Mas a primeira coisa que Elgin fez foi levar as famosas esculturas para casa.
O enorme custo da transferência e um divórcio levaram o conde à falência — e ele se viu obrigado a vender os frisos ao Museu Britânico por US$ 438 mil em 1816.
E é lá onde estão em exibição desde 1839.
Vale esclarecer, no entanto, que não são as únicas peças do Partenon que estão expostas fora de Atenas.
A reivindicação
Após o fim da ocupação otomana da Grécia em 1832, teve início uma campanha de busca pelas relíquias que haviam sido tiradas do país.
Por volta de 1925, várias organizações gregas indicaram que as peças que o conde Elgin havia levado deveriam ser devolvidas à Grécia, seu lugar de origem e pertencimento.
Elas observaram que a entidade que havia concedido permissão a Lorde Elgin para levar os famosos frisos era um agente invasor e, portanto, não tinha autoridade para conceder tal permissão.
Mas, em 1983, houve uma reivindicação oficial. Melina Mercuri, a primeira mulher a ser nomeada ministra da Cultura da Grécia, fez um pedido formal ao governo britânico para que os frisos fossem devolvidos a Atenas.
E ela fez isso em frente aos mármores de Elgin, no coração do próprio Museu Britânico.
“O que o Taj Mahal significa para a Índia? O que as pinturas da Capela Sistina significam para a Itália? Os mármores do Partenon são nosso orgulho. São nossa identidade. São o vínculo atual com a excelência grega. São nossa herança cultural. Nossa alma”, ela argumentou na ocasião.
Mas, novamente, tanto a direção do Museu Britânico quanto o governo defenderam que a instituição era a proprietária legítima dessas obras.
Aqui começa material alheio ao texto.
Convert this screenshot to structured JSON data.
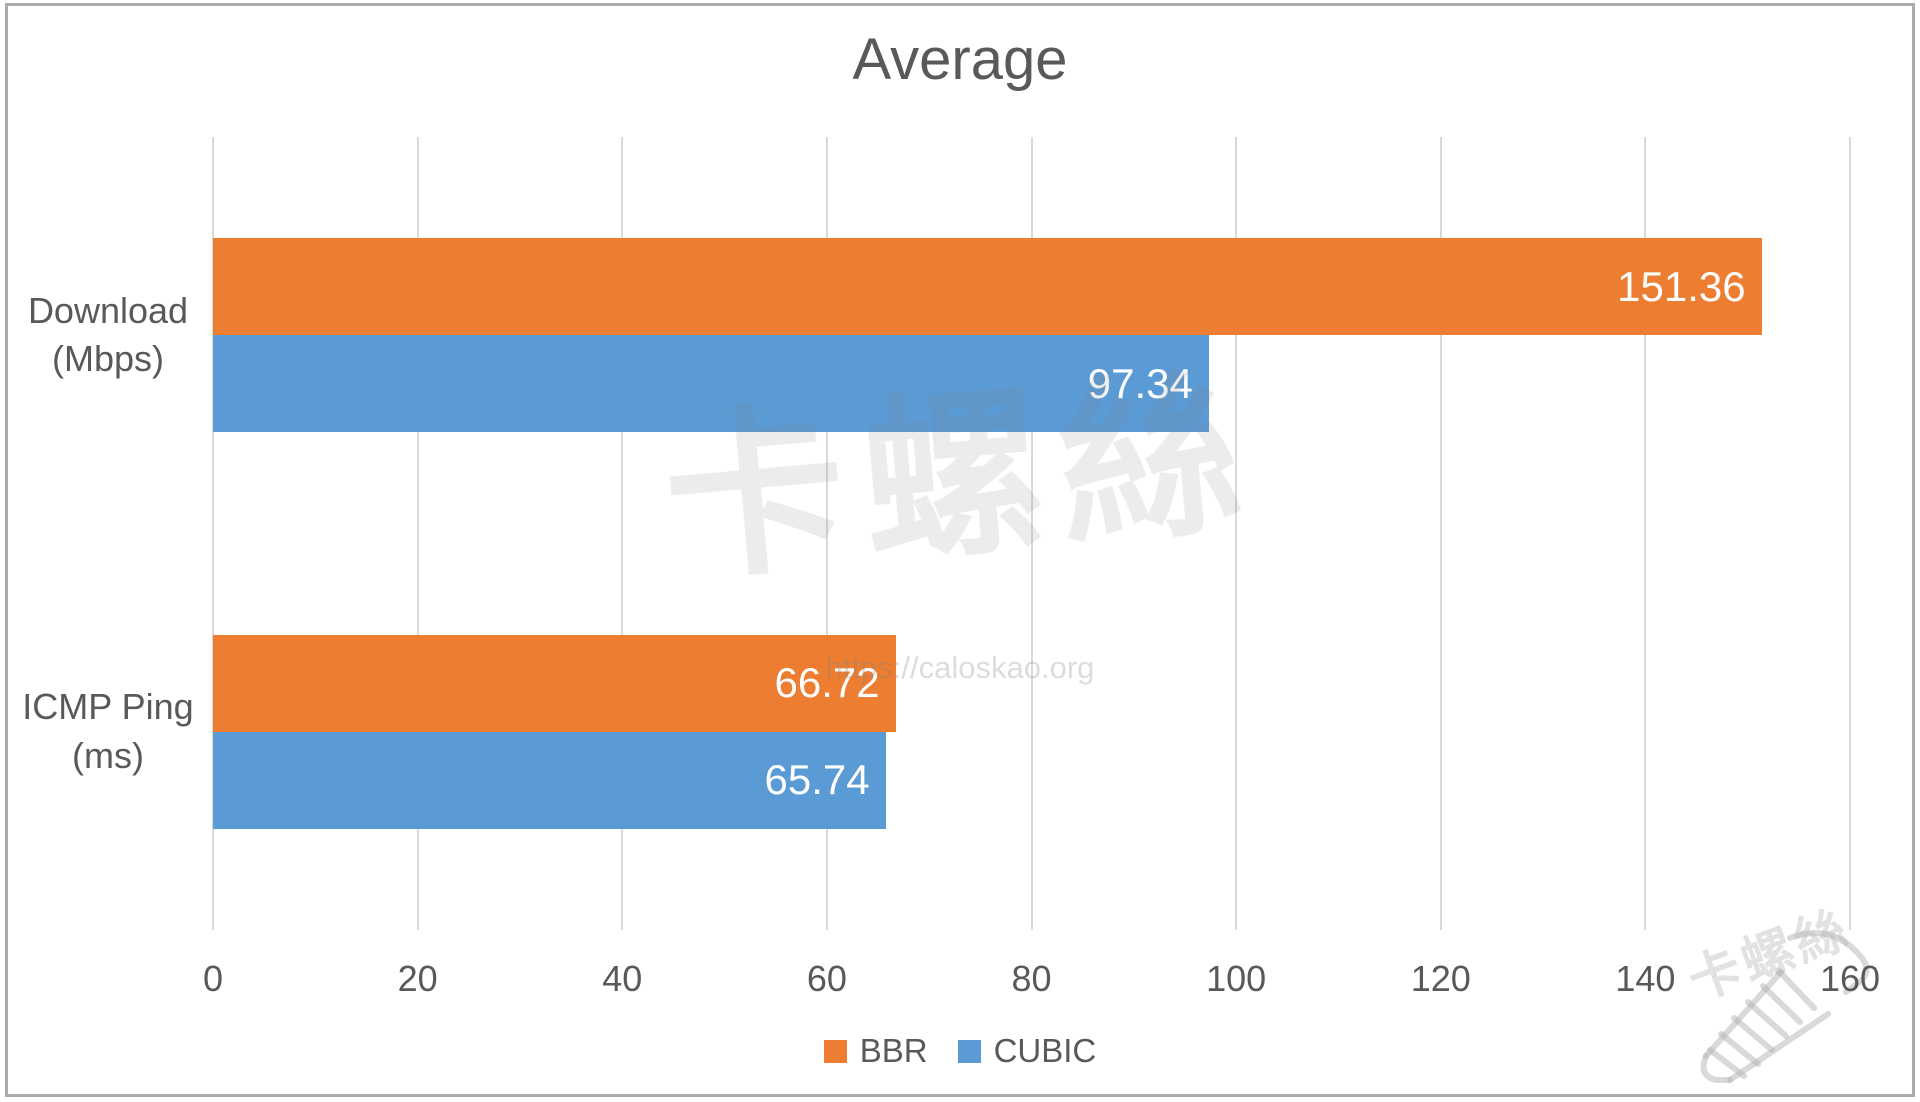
{
  "title": "Average",
  "watermark": {
    "text": "卡螺絲",
    "url": "https://caloskao.org"
  },
  "colors": {
    "bbr_orange": "#ED7D31",
    "cubic_blue": "#5B9BD5",
    "text_gray": "#595959",
    "gridline_gray": "#D9D9D9",
    "data_label_white": "#FFFFFF",
    "border_gray": "#ABABAB"
  },
  "chart_data": {
    "type": "bar",
    "orientation": "horizontal",
    "title": "Average",
    "categories": [
      "Download (Mbps)",
      "ICMP Ping (ms)"
    ],
    "series": [
      {
        "name": "BBR",
        "color": "#ED7D31",
        "values": [
          151.36,
          66.72
        ]
      },
      {
        "name": "CUBIC",
        "color": "#5B9BD5",
        "values": [
          97.34,
          65.74
        ]
      }
    ],
    "value_label_decimals": 2,
    "xlabel": "",
    "ylabel": "",
    "xlim": [
      0,
      160
    ],
    "xticks": [
      0,
      20,
      40,
      60,
      80,
      100,
      120,
      140,
      160
    ],
    "grid": "vertical",
    "legend_position": "bottom",
    "data_labels": "inside-end"
  }
}
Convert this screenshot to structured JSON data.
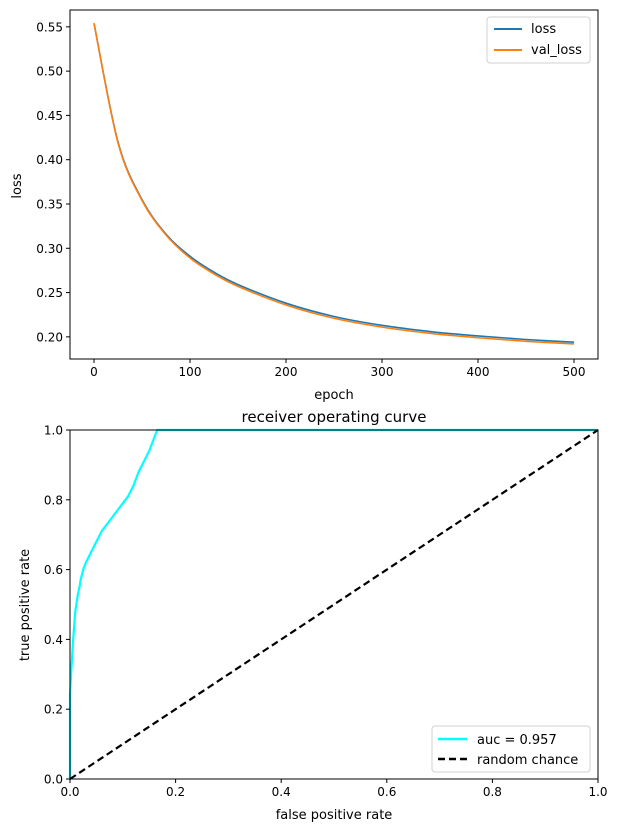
{
  "chart_data": [
    {
      "type": "line",
      "title": "",
      "xlabel": "epoch",
      "ylabel": "loss",
      "xlim": [
        -25,
        525
      ],
      "ylim": [
        0.175,
        0.569
      ],
      "xticks": [
        0,
        100,
        200,
        300,
        400,
        500
      ],
      "yticks": [
        0.2,
        0.25,
        0.3,
        0.35,
        0.4,
        0.45,
        0.5,
        0.55
      ],
      "ytick_labels": [
        "0.20",
        "0.25",
        "0.30",
        "0.35",
        "0.40",
        "0.45",
        "0.50",
        "0.55"
      ],
      "grid": false,
      "legend": "top-right",
      "series": [
        {
          "name": "loss",
          "color": "#1f77b4",
          "x": [
            0,
            25,
            50,
            75,
            100,
            125,
            150,
            200,
            250,
            300,
            350,
            400,
            450,
            500
          ],
          "values": [
            0.554,
            0.42,
            0.355,
            0.316,
            0.291,
            0.273,
            0.259,
            0.238,
            0.223,
            0.213,
            0.206,
            0.201,
            0.197,
            0.194
          ]
        },
        {
          "name": "val_loss",
          "color": "#ff7f0e",
          "x": [
            0,
            25,
            50,
            75,
            100,
            125,
            150,
            200,
            250,
            300,
            350,
            400,
            450,
            500
          ],
          "values": [
            0.554,
            0.419,
            0.354,
            0.315,
            0.289,
            0.271,
            0.257,
            0.236,
            0.221,
            0.211,
            0.204,
            0.199,
            0.195,
            0.192
          ]
        }
      ]
    },
    {
      "type": "line",
      "title": "receiver operating curve",
      "xlabel": "false positive rate",
      "ylabel": "true positive rate",
      "xlim": [
        0,
        1
      ],
      "ylim": [
        0,
        1
      ],
      "xticks": [
        0.0,
        0.2,
        0.4,
        0.6,
        0.8,
        1.0
      ],
      "yticks": [
        0.0,
        0.2,
        0.4,
        0.6,
        0.8,
        1.0
      ],
      "xtick_labels": [
        "0.0",
        "0.2",
        "0.4",
        "0.6",
        "0.8",
        "1.0"
      ],
      "ytick_labels": [
        "0.0",
        "0.2",
        "0.4",
        "0.6",
        "0.8",
        "1.0"
      ],
      "grid": false,
      "legend": "bottom-right",
      "series": [
        {
          "name": "auc = 0.957",
          "color": "#00ffff",
          "style": "solid",
          "x": [
            0.0,
            0.0,
            0.002,
            0.004,
            0.006,
            0.008,
            0.01,
            0.012,
            0.015,
            0.018,
            0.02,
            0.025,
            0.03,
            0.04,
            0.05,
            0.06,
            0.07,
            0.08,
            0.09,
            0.1,
            0.11,
            0.12,
            0.125,
            0.13,
            0.14,
            0.15,
            0.155,
            0.16,
            0.165,
            1.0
          ],
          "values": [
            0.0,
            0.24,
            0.3,
            0.35,
            0.4,
            0.44,
            0.48,
            0.5,
            0.53,
            0.55,
            0.57,
            0.6,
            0.62,
            0.65,
            0.68,
            0.71,
            0.73,
            0.75,
            0.77,
            0.79,
            0.81,
            0.84,
            0.86,
            0.88,
            0.91,
            0.94,
            0.96,
            0.98,
            1.0,
            1.0
          ]
        },
        {
          "name": "random chance",
          "color": "#000000",
          "style": "dashed",
          "x": [
            0.0,
            1.0
          ],
          "values": [
            0.0,
            1.0
          ]
        }
      ]
    }
  ]
}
Outro argumento que vem sendo repetido em Londres há décadas é que a Grécia não tinha um local adequado para guardar os famosos mármores. Mas a alegação perdeu força com a inauguração do moderno museu da Acrópole, em 2009.
Embora o pedido de Mercuri não tenha surtido o efeito desejado, deu origem a uma série de campanhas de organizações como a Associação Internacional para a Reunificação das Partes do Partenon e, em várias oportunidades, o governo grego tentou recuperar as obras.
O esforço atual promovido por Mitsotakis contempla uma espécie de intercâmbio entre obras que nunca saíram da Grécia para serem expostas no Museu Britânico em troca da devolução dos frisos.
Até a renomada advogada de direitos humanos Amal Clooney fez recomendações sobre como o país poderia exigir a devolução dos frisos, apelando para o direito internacional.
Mas a Grécia afirmou que não entrará com nenhum processo judicial e que se limitará aos esforços diplomáticos para chegar a uma decisão sobre o futuro dos cobiçados frisos.